William Austin J Guild

Conference 2023 Live Talk

Talk title

Identification of putative ERV binding proteins in the vaginal epithelium using mass spectrometry

Authors and Affiliations

W. Austin Guild1, Jason Rogalski2, Maria Tokuyama1

1. Department of Microbiology and Immunology, University of British Columbia, Vancouver, Canada
2. Centre for Blood Research and Life Sciences Institute, University of British Columbia, Vancouver, Canada

Abstract

Background

Herpes Simplex Virus 2 (HSV-2) is endemic in many countries and estimated to infect 491 million people worldwide.
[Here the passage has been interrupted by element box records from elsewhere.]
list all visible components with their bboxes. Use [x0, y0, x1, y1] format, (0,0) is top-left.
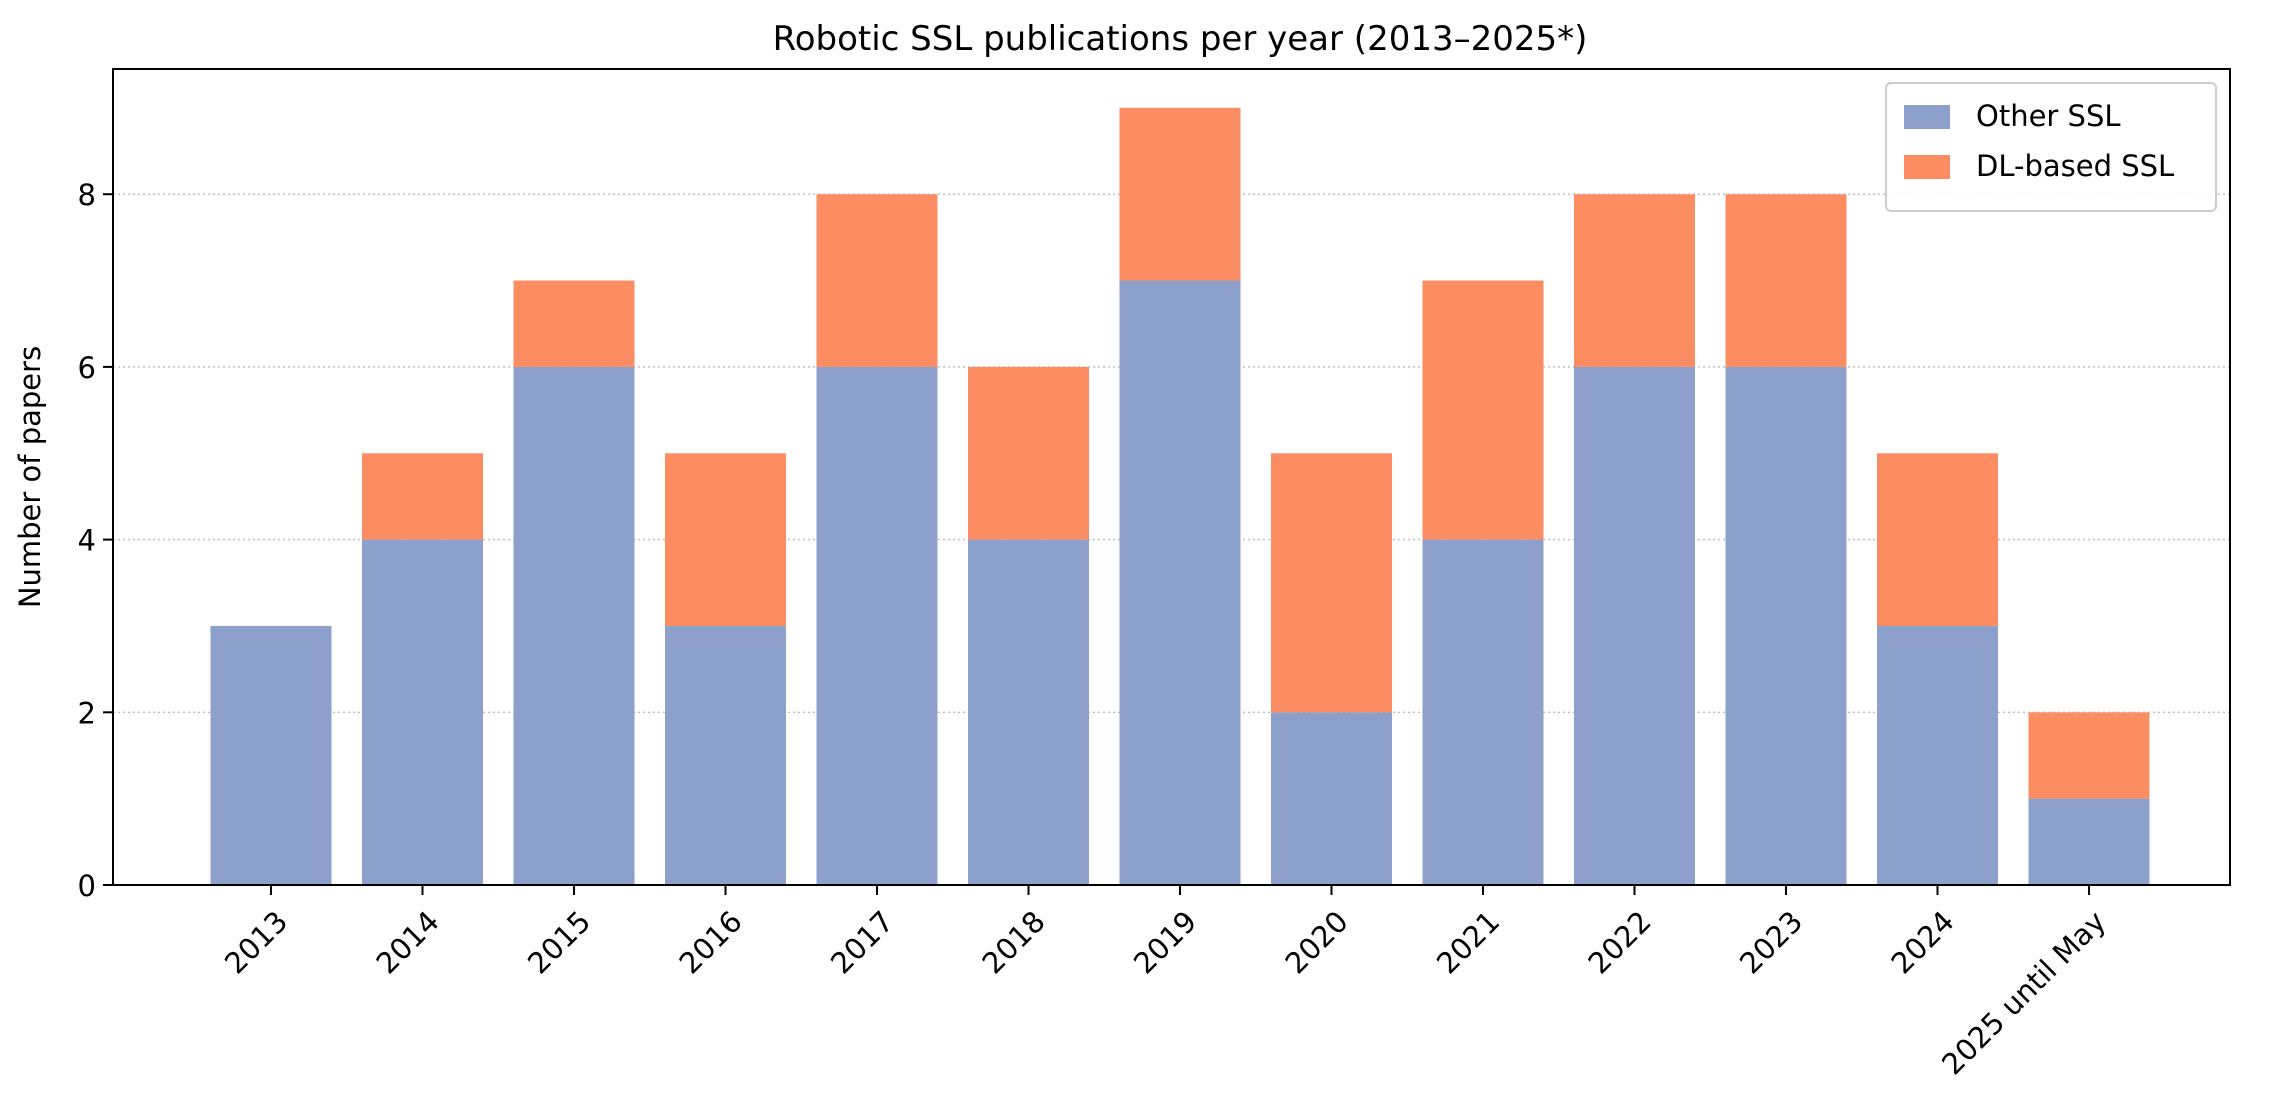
bar-dl-based-ssl — [2028, 712, 2150, 799]
bar-dl-based-ssl — [665, 453, 786, 626]
bar-dl-based-ssl — [1271, 453, 1392, 713]
legend-label: DL-based SSL — [1976, 149, 2174, 183]
legend-swatch — [1904, 105, 1950, 129]
plot-frame — [112, 68, 2231, 886]
bar-other-ssl — [968, 539, 1089, 885]
x-tick-label: 2022 — [1582, 904, 1658, 980]
bar-dl-based-ssl — [1422, 280, 1544, 540]
y-tick-label: 2 — [78, 696, 96, 730]
legend-swatch — [1904, 155, 1950, 179]
bar-dl-based-ssl — [816, 194, 938, 367]
y-axis-label: Number of papers — [13, 346, 47, 608]
bar-other-ssl — [1119, 280, 1241, 885]
bar-other-ssl — [1725, 366, 1847, 885]
x-tick-label: 2017 — [824, 904, 900, 980]
y-axis: 0 2 4 6 8 — [78, 178, 113, 903]
bar-other-ssl — [665, 625, 786, 885]
chart-title: Robotic SSL publications per year (2013–… — [773, 19, 1588, 59]
bar-other-ssl — [513, 366, 635, 885]
y-tick-label: 0 — [78, 869, 96, 903]
x-tick-label: 2019 — [1127, 904, 1203, 980]
x-tick-label: 2024 — [1885, 904, 1961, 980]
x-tick-label: 2025 until May — [1935, 904, 2112, 1081]
y-tick-label: 6 — [78, 351, 96, 385]
x-tick-label: 2016 — [673, 904, 749, 980]
bar-dl-based-ssl — [513, 280, 635, 367]
bar-dl-based-ssl — [362, 453, 483, 540]
bar-other-ssl — [362, 539, 483, 885]
x-tick-label: 2015 — [521, 904, 597, 980]
bar-other-ssl — [1877, 625, 1998, 885]
y-tick-label: 4 — [78, 524, 96, 558]
x-axis: 2013 2014 2015 2016 2017 2018 2019 2020 2021 2022… — [218, 885, 2112, 1081]
legend-box — [1885, 82, 2217, 212]
x-tick-label: 2023 — [1733, 904, 1809, 980]
bar-dl-based-ssl — [968, 366, 1089, 540]
bar-other-ssl — [1422, 539, 1544, 885]
bar-other-ssl — [1271, 712, 1392, 885]
bar-dl-based-ssl — [1119, 107, 1241, 281]
bar-other-ssl — [210, 625, 332, 885]
y-tick-label: 8 — [78, 178, 96, 212]
bar-dl-based-ssl — [1877, 453, 1998, 626]
bar-dl-based-ssl — [1574, 194, 1695, 367]
x-tick-label: 2013 — [218, 904, 294, 980]
x-tick-label: 2018 — [976, 904, 1052, 980]
legend-label: Other SSL — [1976, 99, 2121, 133]
x-tick-label: 2014 — [370, 904, 446, 980]
legend: Other SSL DL-based SSL — [1885, 82, 2217, 212]
bars — [210, 107, 2150, 885]
bar-other-ssl — [1574, 366, 1695, 885]
x-tick-label: 2021 — [1430, 904, 1506, 980]
x-tick-label: 2020 — [1279, 904, 1355, 980]
bar-other-ssl — [816, 366, 938, 885]
bar-dl-based-ssl — [1725, 194, 1847, 367]
bar-other-ssl — [2028, 798, 2150, 885]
Individuals with HSV-2 experience a life-long infection with reoccurring uncomfortable symptoms, as well as an increased risk of co-infection with other viruses such as hepatitis C virus and HIV. There is no cure or vaccine for HSV-2, and there are limited treatment options. Therefore, new areas of research to combat HSV-2 must be explored to aid in the development of new therapeutics. An area of research that has not been well studied is the potential of endogenous retroviruses (ERVs) to protect the host against viral pathogens. ERVs are ancient viral sequences that make up 8% of the human genome and originated from retroviral infection of non-human primates over 40 million years ago. Our lab has shown that replication competent ERVs are capable of protecting mice against disease caused by vaginal HSV-2 infection through modulating cellular processes. However, the exact mechanism of this protection is still not defined. I hypothesize that direct interaction between ERVs and the vaginal epithelium induces antiviral immunity. My objective is to identify ERV-interacting partners in the vaginal tissue and determine the mechanism by which these interactions provide protection against HSV-2.

Methods

We performed a co-immunoprecipitation (co-IP) assay with whole vaginal tissue lysates from C57BL/6N wild-type mice, purified ERVs isolated from TLR7-deficient mice, and anti-ERV envelope antibody 83A25. The eluates were run on a gel and stained with Coomassie blue. We then analyzed the eluates using liquid chromatography mass spectrometry.

Results

Our co-IP revealed putative ERV-binding partners in the mouse vaginal tissues that are approximately 70 kDa. Mass spectrometry analysis of the 70 kDa band revealed many putative ERV binding partners. The top protein hits identified included albumin, annexin A6, heat shock cognate protein, actin, myoferlin and lactadherin. Many of these proteins are involved in the transcytosis pathway, suggesting that infectious ERVs may utilize the transcytosis pathway as a possible mechanism to enter the vaginal epithelium to mediate protection against HSV-2.

Conclusions

We have previously shown that ERVs enhance immunity against vaginal HSV-2 disease in mice. Our recent data revealed that ERVs can bind to proteins in mouse vaginal tissue that are involved in the transcytosis pathway, providing further insights into how ERVs may modulate the vaginal mucosa to boost protection against HSV-2. Better understanding of the mechanism by which ERVs enhance protection against HSV-2 can contribute to designing new therapeutics in the future.